O processo tramita na 1ª Vara do Trabalho de Sete Lagoas e foi detalhado em documentos obtidos pelo portal Metrópoles. Conforme a reportagem, o ambiente profissional tornou-se hostil poucos meses após a contratação, com “brincadeiras” que ultrapassaram os limites e passaram a incluir comentários de teor sexual.
A defesa apresentou evidências de que o trabalhador era constantemente alvo de expressões invasivas. Em um dos episódios, colegas teriam feito comentários obscenos, afirmando que outros funcionários chegavam a ter reações físicas devido aos glúteos do ex-operador.
Mesmo após comunicar o constrangimento ao superior, nenhuma providência efetiva foi adotada pela empresa.

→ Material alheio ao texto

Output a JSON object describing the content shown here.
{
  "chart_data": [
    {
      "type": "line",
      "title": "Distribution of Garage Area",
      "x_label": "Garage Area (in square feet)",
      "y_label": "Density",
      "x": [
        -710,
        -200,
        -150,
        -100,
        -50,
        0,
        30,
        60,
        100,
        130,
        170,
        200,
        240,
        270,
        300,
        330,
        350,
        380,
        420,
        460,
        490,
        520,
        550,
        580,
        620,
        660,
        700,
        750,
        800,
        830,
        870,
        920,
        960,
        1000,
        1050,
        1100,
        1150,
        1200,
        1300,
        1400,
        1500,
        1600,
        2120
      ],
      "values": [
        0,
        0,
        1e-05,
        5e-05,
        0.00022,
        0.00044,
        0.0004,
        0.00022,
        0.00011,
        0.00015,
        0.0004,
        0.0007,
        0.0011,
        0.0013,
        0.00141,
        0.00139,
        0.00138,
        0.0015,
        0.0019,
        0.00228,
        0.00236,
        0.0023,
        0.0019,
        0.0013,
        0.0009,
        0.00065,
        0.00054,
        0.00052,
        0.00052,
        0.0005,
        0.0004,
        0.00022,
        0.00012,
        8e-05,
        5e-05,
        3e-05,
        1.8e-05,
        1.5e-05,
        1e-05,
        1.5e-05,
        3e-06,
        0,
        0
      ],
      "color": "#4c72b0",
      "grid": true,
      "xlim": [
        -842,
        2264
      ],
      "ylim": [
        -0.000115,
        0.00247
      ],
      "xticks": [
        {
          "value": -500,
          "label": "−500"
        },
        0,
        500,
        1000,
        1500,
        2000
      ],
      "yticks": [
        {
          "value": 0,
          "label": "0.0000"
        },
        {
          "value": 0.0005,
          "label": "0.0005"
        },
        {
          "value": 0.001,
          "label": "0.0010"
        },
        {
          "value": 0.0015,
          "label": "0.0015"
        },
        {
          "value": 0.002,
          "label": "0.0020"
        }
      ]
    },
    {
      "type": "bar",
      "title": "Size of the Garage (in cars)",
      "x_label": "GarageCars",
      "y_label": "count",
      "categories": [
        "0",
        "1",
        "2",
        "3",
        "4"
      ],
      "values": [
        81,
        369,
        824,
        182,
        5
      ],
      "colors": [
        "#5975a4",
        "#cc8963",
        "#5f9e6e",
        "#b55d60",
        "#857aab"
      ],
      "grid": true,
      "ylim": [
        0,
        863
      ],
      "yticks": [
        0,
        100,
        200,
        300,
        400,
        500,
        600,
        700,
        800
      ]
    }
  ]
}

Em audiência, uma testemunha confirmou a frequência do apelido e destacou que o abalo emocional do trabalhador era perceptível no setor.
Decisão judicial
Ao analisar o caso, a juíza Amanda Alexandre Lopes classificou a situação como assédio moral e destacou a falha da empresa em assegurar um ambiente de trabalho adequado. Segundo a magistrada, é responsabilidade do empregador prevenir esse tipo de conduta e garantir condições seguras também no aspecto psicológico.
Ela ainda ressaltou que, nesse contexto, o dano moral é presumido, já que há violação direta à dignidade do trabalhador.
Condenação e direitos trabalhistas
A decisão determinou o pagamento de R$ 13 mil por danos morais ao ex-funcionário. Além disso, a empresa deverá quitar verbas rescisórias, incluindo saldo de salário de 21 dias, aviso prévio indenizado, férias proporcionais e 13º proporcional.
Também foi estabelecido o pagamento da multa de 40% sobre o FGTS, conforme previsto na legislação.
A sentença reforça o entendimento de que empresas podem ser responsabilizadas civilmente quando se omitem diante de práticas de assédio e discriminação no ambiente de trabalho.
Até a publicação, a defesa da indústria não havia sido localizada para comentar o caso. O espaço permanece aberto para manifestação.